Vlieger, Simon de

(Rotterdam 1601 - 1653 Weesp)

Beach scene at Zandvoort

Oil on panel
55.9 x 88.4 cm
S. DE VLIEGER

Sold
Contact
Beach scene at Zandvoort

Provenance:

Collection Georg Stange, Lübeck

Collection St. C. Michel, Mainz

His sale, Berlin 2-27-1917 no 19

Private collection Germany

 

Exhibition:

Düsseldorf 1886, no. 356. Th Levin, Kunstchronik XXII, 1887, p. 518.

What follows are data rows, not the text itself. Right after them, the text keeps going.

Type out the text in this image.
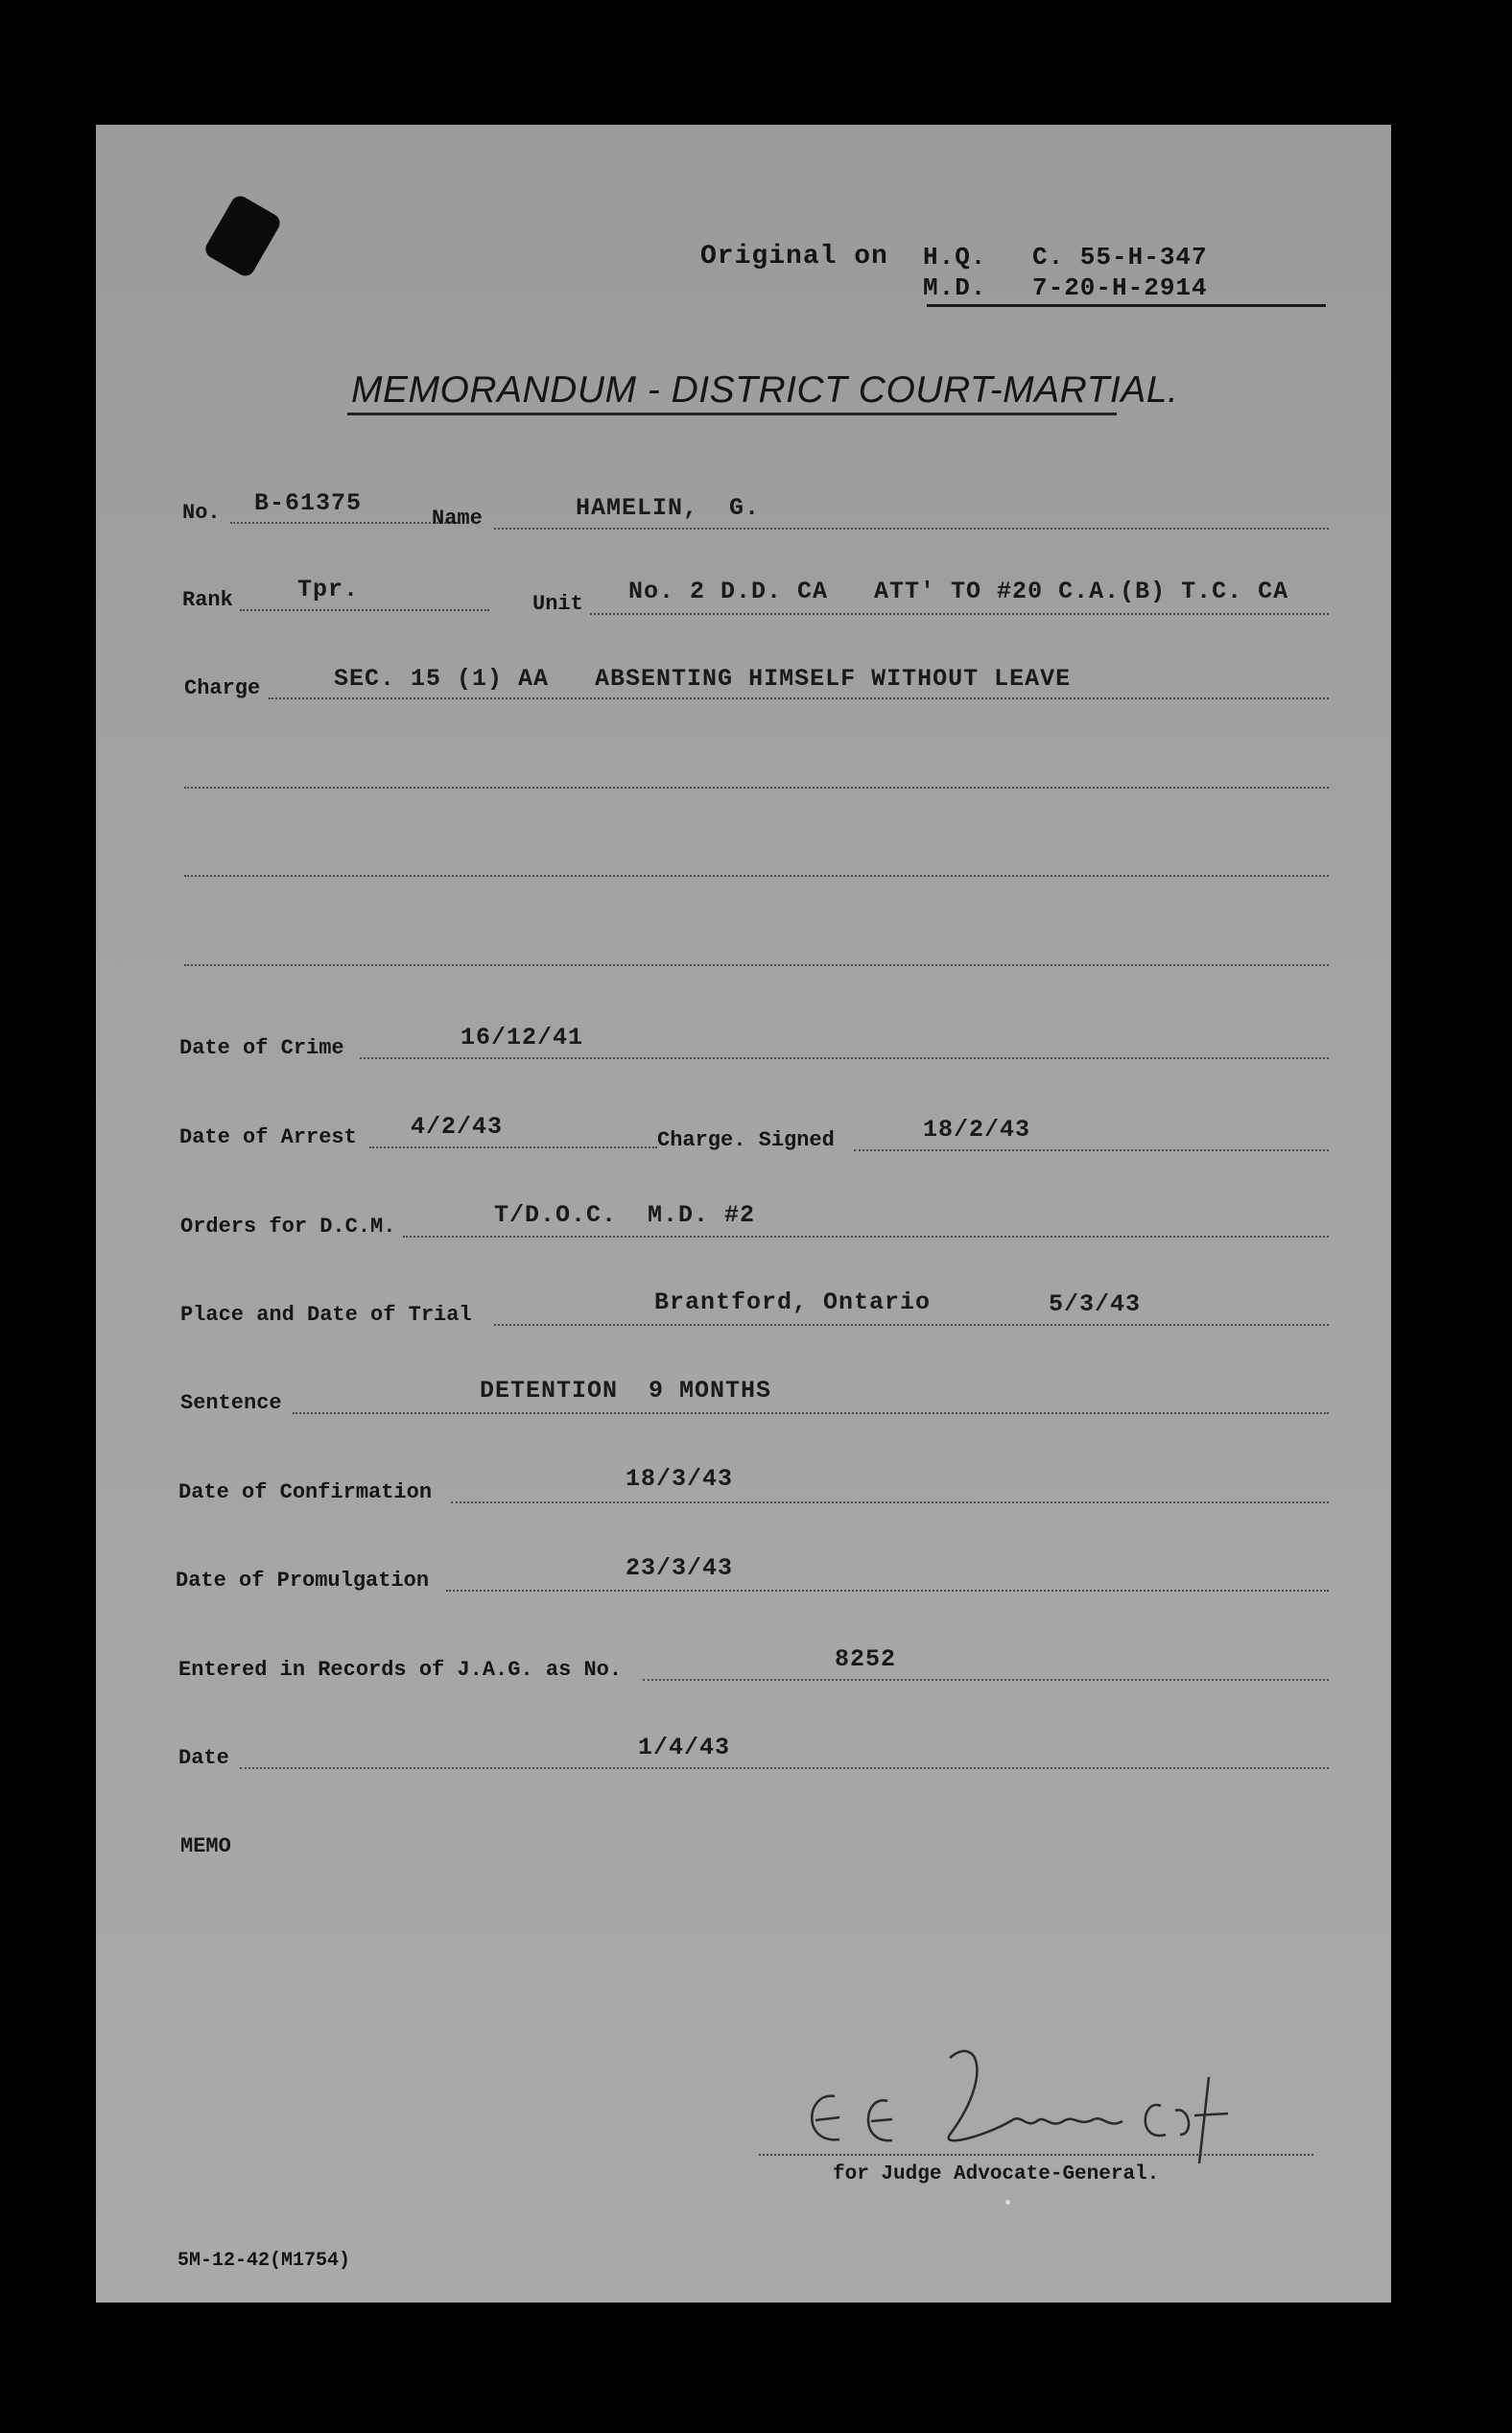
Original on H.Q. C. 55-H-347
M.D. 7-20-H-2914
MEMORANDUM - DISTRICT COURT-MARTIAL.
No. B-61375
Name	HAMELIN,  G.
Rank	Tpr.
Unit No. 2 D.D. CA   ATT' TO #20 C.A.(B) T.C. CA
Charge	SEC. 15 (1) AA   ABSENTING HIMSELF WITHOUT LEAVE
Date of Crime	16/12/41
Date of Arrest 4/2/43	Charge. Signed	18/2/43
Orders for D.C.M.	T/D.O.C.  M.D. #2
Place and Date of Trial	Brantford, Ontario	5/3/43
Sentence	DETENTION  9 MONTHS
Date of Confirmation	18/3/43
Date of Promulgation	23/3/43
Entered in Records of J.A.G. as No.	8252
Date	1/4/43
MEMO
for Judge Advocate-General.
5M-12-42(M1754)
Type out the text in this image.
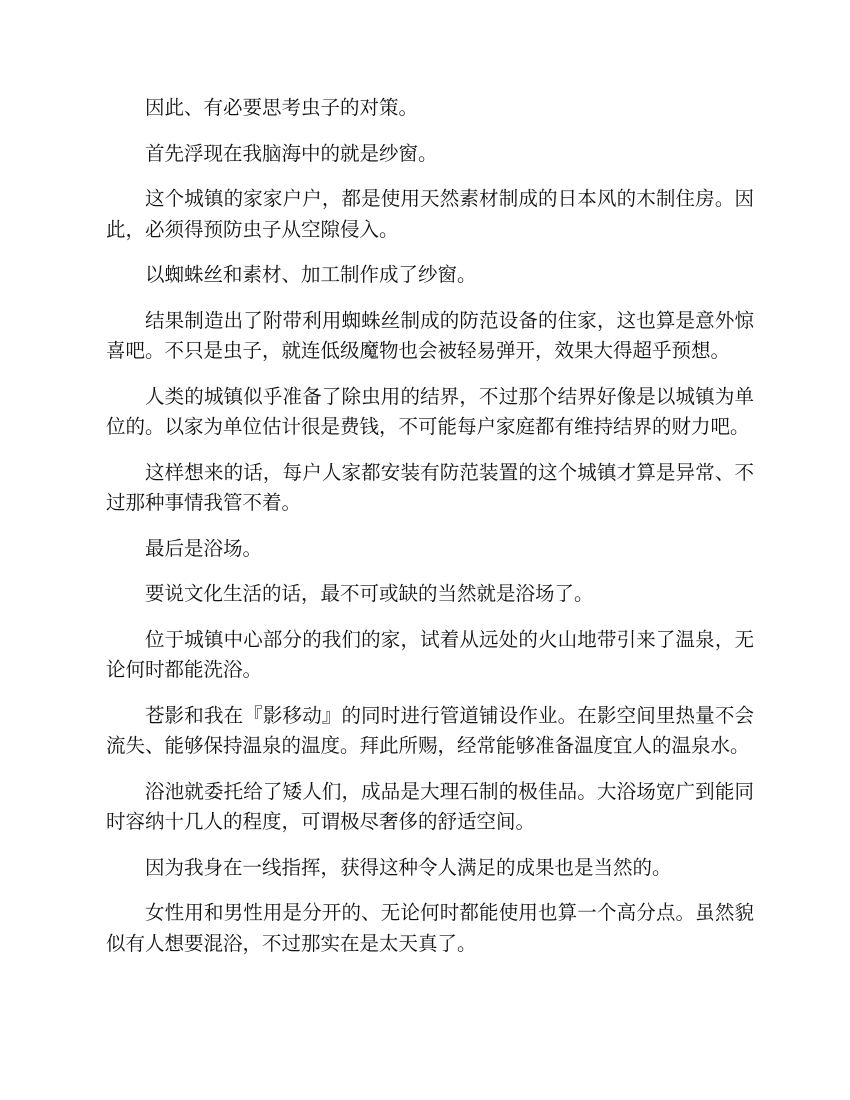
因此、有必要思考虫子的对策。

首先浮现在我脑海中的就是纱窗。

这个城镇的家家户户，都是使用天然素材制成的日本风的木制住房。因此，必须得预防虫子从空隙侵入。

以蜘蛛丝和素材、加工制作成了纱窗。

结果制造出了附带利用蜘蛛丝制成的防范设备的住家，这也算是意外惊喜吧。不只是虫子，就连低级魔物也会被轻易弹开，效果大得超乎预想。

人类的城镇似乎准备了除虫用的结界，不过那个结界好像是以城镇为单位的。以家为单位估计很是费钱，不可能每户家庭都有维持结界的财力吧。

这样想来的话，每户人家都安装有防范装置的这个城镇才算是异常、不过那种事情我管不着。

最后是浴场。

要说文化生活的话，最不可或缺的当然就是浴场了。

位于城镇中心部分的我们的家，试着从远处的火山地带引来了温泉，无论何时都能洗浴。

苍影和我在『影移动』的同时进行管道铺设作业。在影空间里热量不会流失、能够保持温泉的温度。拜此所赐，经常能够准备温度宜人的温泉水。

浴池就委托给了矮人们，成品是大理石制的极佳品。大浴场宽广到能同时容纳十几人的程度，可谓极尽奢侈的舒适空间。

因为我身在一线指挥，获得这种令人满足的成果也是当然的。

女性用和男性用是分开的、无论何时都能使用也算一个高分点。虽然貌似有人想要混浴，不过那实在是太天真了。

Mainz 1887, no. 286, H. Thode, Repertorium für Kunstwissenschaft X, 1887, p. 414.

Literature:

Jan Kelch, Studien zu Simon de Vlieger als Marinemaler, (Diss) Berlijn, 1971, no. 86, p. 165.

 

On the Zandvoort beach fishermen are unloading their catch. Big fresh fish lies on the dune. Women and elder men inspect the catch and talk to the fishermen. The watchtower of Zandvoort is seen onn the dune on the left. A typical Dutch scene which must have been common in the seventeenth century since fishing partly helped the economic prosperity in these days.

In the seventeenth century a religious interpretation may well have been derived from this picture since the rich catch of fish and the save return of the fishing boats represent ‘an image of God’s reward to those folk living by the sea.’  

 

De Vlieger was probably born in Rotterdam around 1600. Nothing is known about his teachers but the influence of Jan Porcellis who worked periodically in this town between 1605 and 1615, is seen in his early works.

De Vlieger developed in a leading marine painter in Holland producing not only oil paintings but also a large body of drawings and etchings. He lived and worked in Rotterdam, Delft, Amsterdam and Weesp. The painter Jan van de Capelle possessed some 1300 drawings and nine paintings of the Vlieger.

During the 1630s, Simon de Vlieger developed a monochrome style that derived from Jan Porcellis.

 

New in his work is the compositional method using diagonals. De Vlieger opens up the composition by stressing the open foreground with vistas to the far distance framed by ships. De Vlieger introduced piers and jetties as coulisses in a number of paintings from the 1640s. These composing experiments had a tremendous impact on younger marine artists as Jan van de Capelle, Hendrick Dubbels and Willem van de Velde the Younger who studied at his atelier in Weesp.

This beachscene is datable in the mid 1640’s.